VwGH vom 16.02.2006, 2006/14/0011

Beachte

Miterledigung (miterledigt bzw zur gemeinsamen Entscheidung verbunden):

2006/14/0012

Betreff

Der Verwaltungsgerichtshof hat durch den Vorsitzenden Senatspräsident Dr. Steiner und die Hofräte Mag. Heinzl, Dr. Fuchs, Dr. Zorn und Dr. Robl als Richter, im Beisein des Schriftführers Mag. Pfau, über die Beschwerde 1. der W GmbH in G und 2. des RF in G, beide vertreten durch die Schönherr Rechtsanwälte OEG in 1014 Wien, Tuchlauben 17, gegen die Bescheide der Finanzlandesdirektion für Wien, Niederösterreich und Burgenland (Vorsitzende des Berufungssenates VII), jeweils vom , Zl. RV/1-17/13/2002, betreffend Zurückweisung einer Berufung als unzulässig, zu Recht erkannt:

Spruch

Die angefochtenen Bescheide werden wegen Rechtswidrigkeit infolge Verletzung von Verfahrensvorschriften aufgehoben.
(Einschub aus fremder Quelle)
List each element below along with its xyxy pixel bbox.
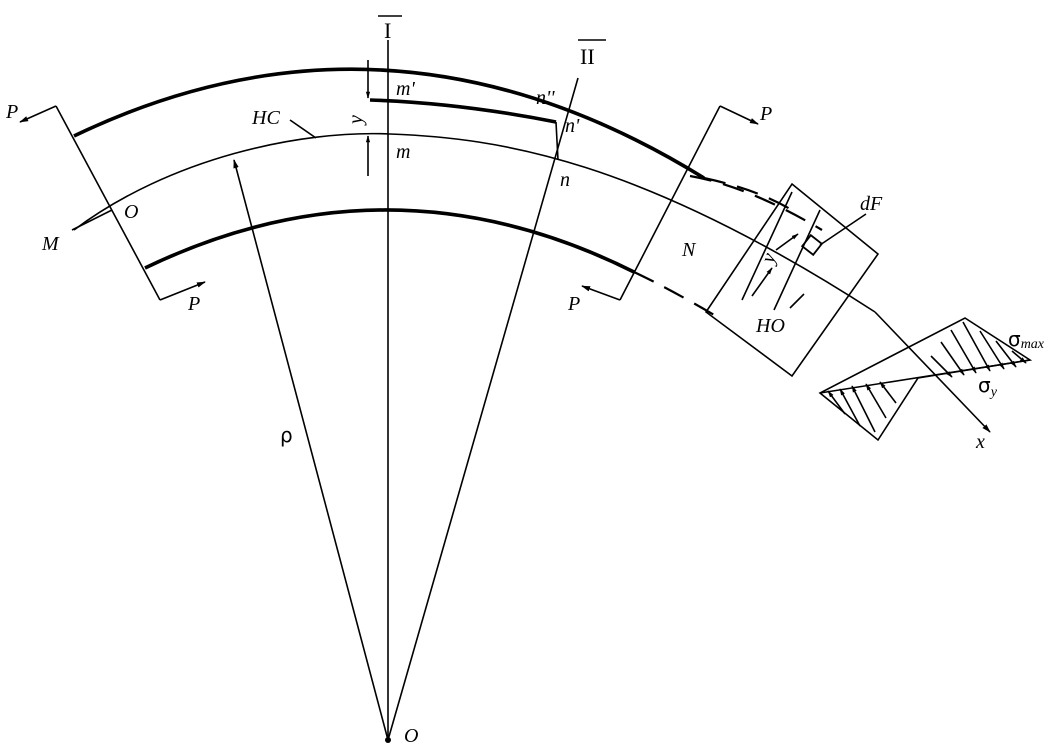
inner-top-dashed-line <box>689 174 823 231</box>
force-p-bottom-left-arrow <box>159 281 206 301</box>
radius-rho-arrow <box>233 159 389 741</box>
hc-label: HC <box>251 107 280 129</box>
section-2-radial-line <box>387 77 579 741</box>
area-element-df <box>800 233 824 257</box>
cross-section-block <box>704 182 880 378</box>
y-right-arrow-upper <box>775 233 799 251</box>
m-leader-line <box>71 209 113 231</box>
point-n-prime-label: n' <box>565 115 580 137</box>
radius-rho-label: ρ <box>280 423 293 447</box>
force-p-bottom-left-label: P <box>187 293 200 315</box>
force-p-top-left-label: P <box>5 101 18 123</box>
point-n-double-prime-label: n'' <box>536 87 555 109</box>
area-df-label: dF <box>860 193 883 215</box>
centre-of-curvature-dot <box>385 737 391 743</box>
section-2-label: II <box>580 44 595 69</box>
point-m-label: m <box>396 141 410 163</box>
ho-leader-line <box>789 293 805 309</box>
hc-leader-line <box>289 119 317 139</box>
ho-label: HO <box>755 315 785 337</box>
point-o-left-label: O <box>124 201 138 223</box>
moment-m-label: M <box>41 233 60 255</box>
force-p-top-right-label: P <box>759 103 772 125</box>
stress-diagram-outline <box>818 317 1033 442</box>
stress-axis-line <box>874 311 991 433</box>
point-n-label: n <box>560 169 570 191</box>
beam-top-dashed-extension <box>703 176 796 213</box>
point-m-prime-label: m' <box>396 78 415 100</box>
left-end-section <box>55 105 161 301</box>
beam-top-edge <box>73 67 705 180</box>
force-p-top-left-arrow <box>19 105 57 123</box>
beam-bottom-edge <box>144 208 635 274</box>
force-p-bottom-right-arrow <box>581 285 621 301</box>
centre-o-label: O <box>404 725 418 747</box>
sigma-max-label: σmax <box>1008 327 1045 352</box>
block-inner-section-line <box>741 191 793 301</box>
beam-bottom-dashed-extension <box>633 271 717 317</box>
fibre-m-prime-n-double-prime <box>369 98 557 124</box>
fibre-n-double-prime-n-drop <box>555 121 559 161</box>
force-p-bottom-right-label: P <box>567 293 580 315</box>
y-right-arrow-lower <box>751 267 773 297</box>
df-leader-line <box>819 213 867 246</box>
y-left-label: y <box>345 115 367 126</box>
x-axis-label: x <box>975 431 985 453</box>
force-p-top-right-arrow <box>719 105 759 125</box>
moment-n-label: N <box>681 239 697 261</box>
stress-hatch-arrows <box>827 321 1027 433</box>
beam-neutral-layer <box>73 132 876 313</box>
block-inner-section-line-2 <box>773 209 821 311</box>
sigma-y-label: σy <box>978 373 998 400</box>
section-1-label: I <box>384 18 391 43</box>
right-end-section <box>619 105 721 301</box>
Der Bund hat den Beschwerdeführern Aufwendungen in der Höhe von 1.171,20 EUR binnen zwei Wochen bei sonstiger Exekution zu ersetzen.

Begründung

Einem Bericht vom über eine abgabenbehördliche Prüfung bei "(Name des Zweitbeschwerdeführers) und Mitgesellschafter" ist zu entnehmen, dass der von der Erstbeschwerdeführerin (im Folgenden auch: W. GmbH) und dem Zweitbeschwerdeführer (im Folgenden auch: Robert F.) intendierten Mitunternehmerschaft in Form einer atypisch stillen Gesellschaft aus unter Tz 13 des Prüfungsberichtes näher genannten Gründen die steuerliche Anerkennung zu versagen sei. Nach Ansicht des Prüfers seien deshalb die Verfahren zur einheitlichen und gesonderten Einkünftefeststellung für die Jahre 1998 bis 1999 gemäß § 303 Abs. 4 BAO wieder aufzunehmen und für den Prüfungszeitraum "Nichtfeststellungsbescheide" zu erlassen (Tz 16 und 17 des Prüfungsberichtes).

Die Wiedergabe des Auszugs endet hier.